Structural basis of stereospecific reduction by quinuclidinone reductase

• Published in: AMB Express Vol. 4; no. 1; p. 6
• Main Authors: Takeshita, Daijiro, Kataoka, Michihiko, Miyakawa, Takuya, Miyazono, Ken-ichi, Kumashiro, Shoko, Nagai, Takahiro, Urano, Nobuyuki, Uzura, Atsuko, Nagata, Koji, Shimizu, Sakayu, Tanokura, Masaru
• Format: Journal Article
• Language: English
• Published: Berlin/Heidelberg Springer Berlin Heidelberg 07.02.2014; Springer Nature B.V; BioMed Central Ltd; Springer
• Subjects: Biomedical and Life Sciences; Biotechnology; Life Sciences; Microbial Genetics and Genomics; Microbiology; Original; Original Article; Rhodotorula rubra; Asymmetric reduction; (; 3-quinuclidinol; NADPH-dependent enzyme; 3-Quinuclidinone reductase; Crystal structure
• ISSN: 2191-0855; 2191-0855
• DOI: 10.1186/2191-0855-4-6

Chiral molecule ( R )-3-quinuclidinol, a valuable compound for the production of various pharmaceuticals, is efficiently synthesized from 3-quinuclidinone by using NADPH-dependent 3-quinuclidinone reductase (RrQR) from Rhodotorula rubra . Here, we report the crystal structure of RrQR and the structure-based mutational analysis.
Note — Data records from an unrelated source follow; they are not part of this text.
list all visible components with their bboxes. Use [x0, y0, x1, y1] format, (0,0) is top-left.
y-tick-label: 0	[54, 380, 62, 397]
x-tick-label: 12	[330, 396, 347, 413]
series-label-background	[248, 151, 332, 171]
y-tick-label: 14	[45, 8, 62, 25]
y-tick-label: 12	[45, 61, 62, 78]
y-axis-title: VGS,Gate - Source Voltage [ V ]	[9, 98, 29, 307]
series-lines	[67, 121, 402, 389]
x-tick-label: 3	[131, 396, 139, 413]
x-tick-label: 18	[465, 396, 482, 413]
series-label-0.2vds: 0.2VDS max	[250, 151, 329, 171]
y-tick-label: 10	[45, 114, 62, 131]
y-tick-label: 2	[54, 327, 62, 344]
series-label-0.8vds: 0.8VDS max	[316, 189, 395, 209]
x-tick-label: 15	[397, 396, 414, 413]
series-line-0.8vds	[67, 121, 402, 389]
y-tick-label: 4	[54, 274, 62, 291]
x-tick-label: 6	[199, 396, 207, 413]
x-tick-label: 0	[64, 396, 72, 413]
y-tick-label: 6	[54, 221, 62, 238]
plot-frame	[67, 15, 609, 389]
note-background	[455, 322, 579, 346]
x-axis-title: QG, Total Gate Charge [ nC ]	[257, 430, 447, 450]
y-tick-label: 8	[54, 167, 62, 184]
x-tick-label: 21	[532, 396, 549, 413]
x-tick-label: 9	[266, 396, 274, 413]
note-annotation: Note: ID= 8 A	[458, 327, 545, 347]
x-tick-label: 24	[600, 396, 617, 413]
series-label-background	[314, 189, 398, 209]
The enzyme forms a tetramer, in which the core of each protomer exhibits the α/β Rossmann fold and contains one molecule of NADPH, whereas the characteristic substructures of a small lobe and a variable loop are localized around the substrate-binding site. Modeling and mutation analyses of the catalytic site indicated that the hydrophobicity of two residues, I167 and F212, determines the substrate-binding orientation as well as the substrate-binding affinity. Our results revealed that the characteristic substrate-binding pocket composed of hydrophobic amino acid residues ensures substrate docking for the stereospecific reaction of RrQR in spite of its loose interaction with the substrate.